A Brahma-saṁhitā descreve o brahmajyoti como os raios que emanam desse planeta espiritual supremo, Goloka Vṛndāvana, assim como os raios do sol emanam do globo solar. Até não ultrapassarmos o brilho do brahmajyoti, não poderemos receber informação acerca da terra do Senhor. Os filósofos impersonalistas, ofuscados pelo brahmajyoti refulgente, não podem compreender a verdadeira morada do Senhor nem Sua forma transcendental. Limitados por seu pobre fundo de conhecimento, esses pensadores impersonalistas não podem compreender a bem-aventuradíssima forma do Senhor Kṛṣṇa. Portanto, nesta oração, o Śrī Īśopaniṣad roga que o Senhor remova os raios refulgentes, o brahmajyoti, para que o devoto puro possa ver Sua bem-aventurada forma transcendental.
Compreendendo o brahmajyoti impessoal, experimentamos o aspecto auspicioso do Supremo, e, compreendendo Paramātmā, ou o aspecto onipenetrante do Supremo, passamos a experimentar uma iluminação ainda mais auspiciosa. Porém, ao ficar face a face com a própria Personalidade de Deus, o devoto experimenta o aspecto mais auspicioso do Supremo. Por ser chamado de filósofo primordial, mantenedor e benquerente do universo, Deus, como Verdade Suprema, não pode ser impessoal. Este é o veredicto do Śrī Īśopaniṣad. A palavra pūṣan (mantenedor) tem um significado especial, pois, embora mantenha todos os seres, o Senhor mantém especificamente Seus devotos. Após ultrapassar o brahmajyoti impessoal e ver o aspecto pessoal do Senhor e Sua auspiciosíssima forma eterna, o devoto passa a compreender na íntegra a Verdade Absoluta.

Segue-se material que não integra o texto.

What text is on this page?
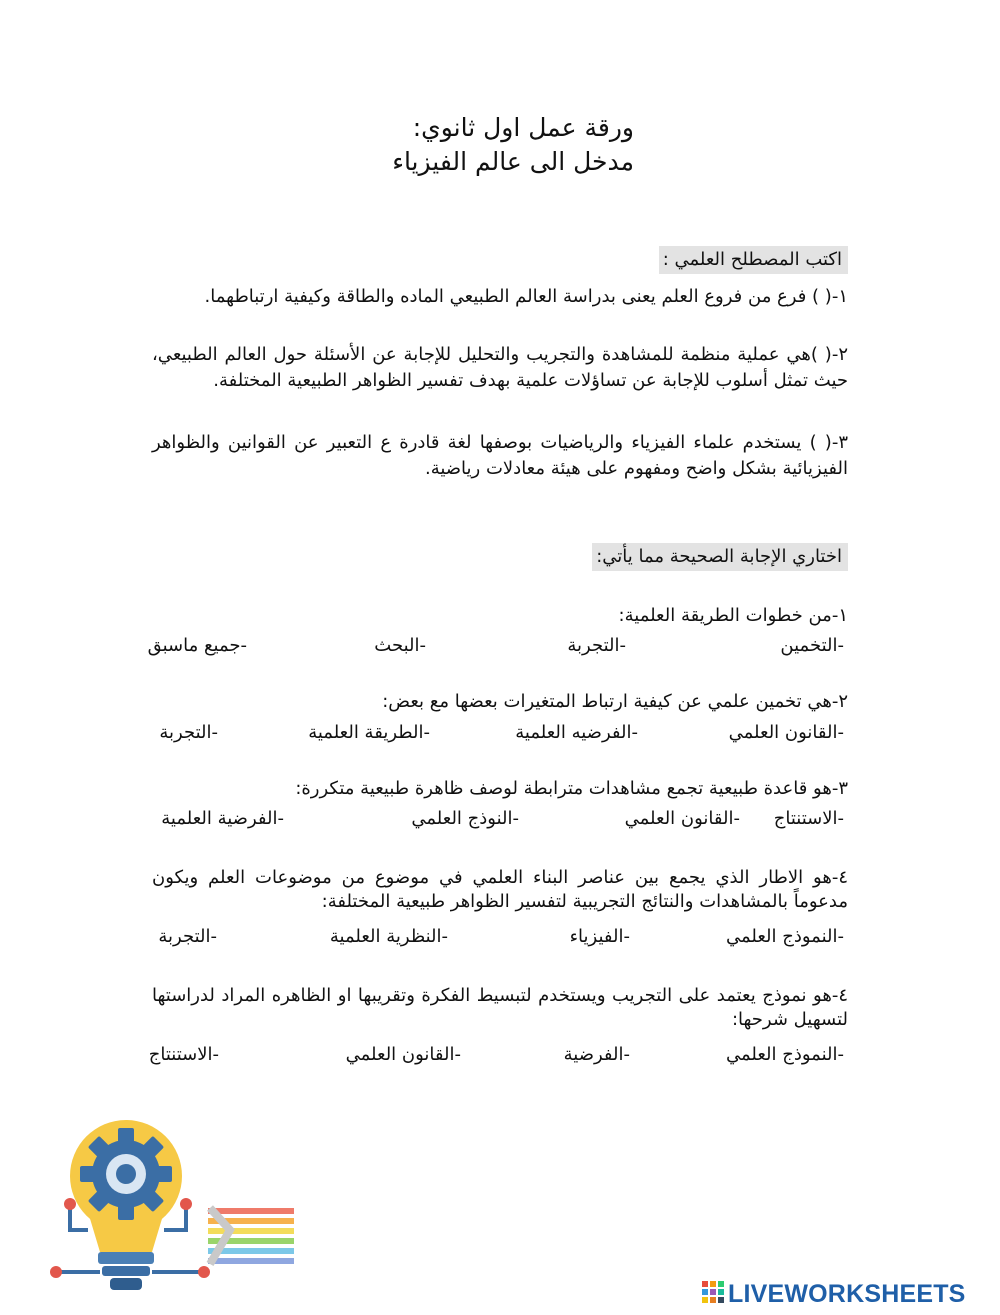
ورقة عمل اول ثانوي:
مدخل الى عالم الفيزياء
اكتب المصطلح العلمي :
١-( ) فرع من فروع العلم يعنى بدراسة العالم الطبيعي الماده والطاقة وكيفية ارتباطهما.
٢-( )هي عملية منظمة للمشاهدة والتجريب والتحليل للإجابة عن الأسئلة حول العالم الطبيعي، حيث تمثل أسلوب للإجابة عن تساؤلات علمية بهدف تفسير الظواهر الطبيعية المختلفة.
٣-( ) يستخدم علماء الفيزياء والرياضيات بوصفها لغة قادرة ع التعبير عن القوانين والظواهر الفيزيائية بشكل واضح ومفهوم على هيئة معادلات رياضية.
اختاري الإجابة الصحيحة مما يأتي:
١-من خطوات الطريقة العلمية:
-التخمين
-التجربة
-البحث
-جميع ماسبق
٢-هي تخمين علمي عن كيفية ارتباط المتغيرات بعضها مع بعض:
-القانون العلمي
-الفرضيه العلمية
-الطريقة العلمية
-التجربة
٣-هو قاعدة طبيعية تجمع مشاهدات مترابطة لوصف ظاهرة طبيعية متكررة:
-الاستنتاج
-القانون العلمي
-النوذج العلمي
-الفرضية العلمية
٤-هو الاطار الذي يجمع بين عناصر البناء العلمي في موضوع من موضوعات العلم ويكون مدعوماً بالمشاهدات والنتائج التجريبية لتفسير الظواهر طبيعية المختلفة:
-النموذج العلمي
-الفيزياء
-النظرية العلمية
-التجربة
٤-هو نموذج يعتمد على التجريب ويستخدم لتبسيط الفكرة وتقريبها او الظاهره المراد لدراستها لتسهيل شرحها:
-النموذج العلمي
-الفرضية
-القانون العلمي
-الاستنتاج
LIVEWORKSHEETS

Em seu Bhagavat-sandarbha, Śrīla Jīva Gosvāmī afirma: “Na Personalidade de Deus, obtém-se a concepção completa acerca da Verdade Absoluta porque Ele é todo-poderoso e possui potências transcendentais plenas. No brahmajyoti, não se percebe a potência plena da Verdade Absoluta; portanto, a percepção Brahman é apenas uma percepção parcial acerca da Personalidade de Deus. Ó sábios eruditos, a primeira sílaba da palavra bhagavān (bha) tem dois significados: o primeiro é ‘aquele que mantém’ e o segundo é ‘guardião’. A segunda sílaba (ga) significa ‘guia’, ‘líder’ ou ‘criador’. A sílaba vān indica que todo ser vive nEle e que Ele também vive em todos os seres. Em outras palavras, o som transcendental bhagavān representa conhecimento, potência, energia, opulência, força e influência infinitos — todos eles sem nenhum vestígio de embriaguez material”.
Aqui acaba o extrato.